Event:

Grey matter protoplasmic astrocytes extend numerous very thin processes and establish close contacts with thousands of neuronal synapses. For long time regarded little more than passive bystanders occupied with mere housekeeping activities, astrocytes have had a rampant career to become accepted players in brain development, neuronal excitability, plasticity and neurodegeneration.

A central element of these new roles for astrocytes is their capacity to read out neuronal activity and signal to neurons, via the release of neuroactive gliotransmitters at the tripartite synapse. However, the release mechanisms and even the very concept of calcium (Ca2+)-dependent gliotransmitter release from astrocytes continue being intensely debated. Despite intense work, no consensus has been reached, what astrocyte Ca2+ signal encode, and what are the downsteam signals that are triggered by them.

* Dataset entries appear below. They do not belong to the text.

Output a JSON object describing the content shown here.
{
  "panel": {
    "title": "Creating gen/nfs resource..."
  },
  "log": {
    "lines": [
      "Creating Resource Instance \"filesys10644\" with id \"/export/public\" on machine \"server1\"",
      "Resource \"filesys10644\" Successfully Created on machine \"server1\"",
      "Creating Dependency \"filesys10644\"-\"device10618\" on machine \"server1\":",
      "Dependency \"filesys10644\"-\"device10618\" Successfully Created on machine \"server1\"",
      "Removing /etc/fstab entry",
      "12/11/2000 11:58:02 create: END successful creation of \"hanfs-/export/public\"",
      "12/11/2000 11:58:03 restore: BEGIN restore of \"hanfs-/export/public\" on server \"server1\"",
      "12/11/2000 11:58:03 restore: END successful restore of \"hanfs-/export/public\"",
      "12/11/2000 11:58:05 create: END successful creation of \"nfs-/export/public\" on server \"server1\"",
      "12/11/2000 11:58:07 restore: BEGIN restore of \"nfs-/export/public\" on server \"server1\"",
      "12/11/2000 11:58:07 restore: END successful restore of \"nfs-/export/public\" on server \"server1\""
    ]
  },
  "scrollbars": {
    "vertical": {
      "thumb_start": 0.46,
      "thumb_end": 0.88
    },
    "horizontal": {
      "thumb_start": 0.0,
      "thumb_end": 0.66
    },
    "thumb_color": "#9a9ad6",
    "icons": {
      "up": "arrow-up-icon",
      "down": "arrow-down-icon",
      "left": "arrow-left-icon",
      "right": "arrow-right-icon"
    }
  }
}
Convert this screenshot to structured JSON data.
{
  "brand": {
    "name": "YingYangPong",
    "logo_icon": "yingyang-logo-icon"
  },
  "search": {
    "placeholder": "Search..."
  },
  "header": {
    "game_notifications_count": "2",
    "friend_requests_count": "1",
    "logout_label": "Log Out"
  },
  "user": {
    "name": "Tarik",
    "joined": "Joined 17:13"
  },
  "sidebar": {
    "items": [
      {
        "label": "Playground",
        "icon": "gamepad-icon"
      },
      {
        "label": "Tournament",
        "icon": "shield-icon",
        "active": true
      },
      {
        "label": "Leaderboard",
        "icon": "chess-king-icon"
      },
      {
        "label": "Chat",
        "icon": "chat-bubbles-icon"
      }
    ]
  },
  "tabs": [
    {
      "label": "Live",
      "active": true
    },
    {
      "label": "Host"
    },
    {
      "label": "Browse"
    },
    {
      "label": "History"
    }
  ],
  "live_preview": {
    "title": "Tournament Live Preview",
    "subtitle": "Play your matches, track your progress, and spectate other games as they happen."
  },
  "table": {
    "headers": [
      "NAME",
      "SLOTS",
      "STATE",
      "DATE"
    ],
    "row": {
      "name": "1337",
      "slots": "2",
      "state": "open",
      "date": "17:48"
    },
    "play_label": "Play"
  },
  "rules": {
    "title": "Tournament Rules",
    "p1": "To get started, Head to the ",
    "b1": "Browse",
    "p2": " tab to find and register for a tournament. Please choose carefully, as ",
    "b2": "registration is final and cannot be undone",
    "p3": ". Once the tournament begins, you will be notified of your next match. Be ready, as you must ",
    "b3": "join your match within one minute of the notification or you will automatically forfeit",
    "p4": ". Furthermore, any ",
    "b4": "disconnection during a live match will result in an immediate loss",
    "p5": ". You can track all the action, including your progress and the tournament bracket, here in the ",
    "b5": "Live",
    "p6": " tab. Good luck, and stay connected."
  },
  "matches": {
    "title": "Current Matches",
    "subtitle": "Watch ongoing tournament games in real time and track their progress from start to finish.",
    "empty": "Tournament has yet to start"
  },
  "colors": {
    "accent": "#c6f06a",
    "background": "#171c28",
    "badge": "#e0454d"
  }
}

Studying astrocytes in their natural habitat is challenging because: (i) astrocytes are electrically silent; (ii) astrocytes and neurons express an overlapping repertoire of transmembrane receptors; (iii) the size of astrocyte processes in contact with synapses are below the resolution of confocal and two-photon microscopes; (iv) bulk-loading techniques using fluorescent Ca2+ indicators lack cellular specificity. In this context, our work has faced some limitations of conventional methodologies. In response to these challenges, we have combined and developed novel tools for studying gliotransmission, from the molecular and single-vesicle level to cellular level in acute brain slices. I will talk about our work using total internal reflection fluorescence, single-vesicle spectroscopy, light-gated Ca2+ channels, and genetically encoded Ca2+ indicators to selectively read out and stimulate astrocyte activity.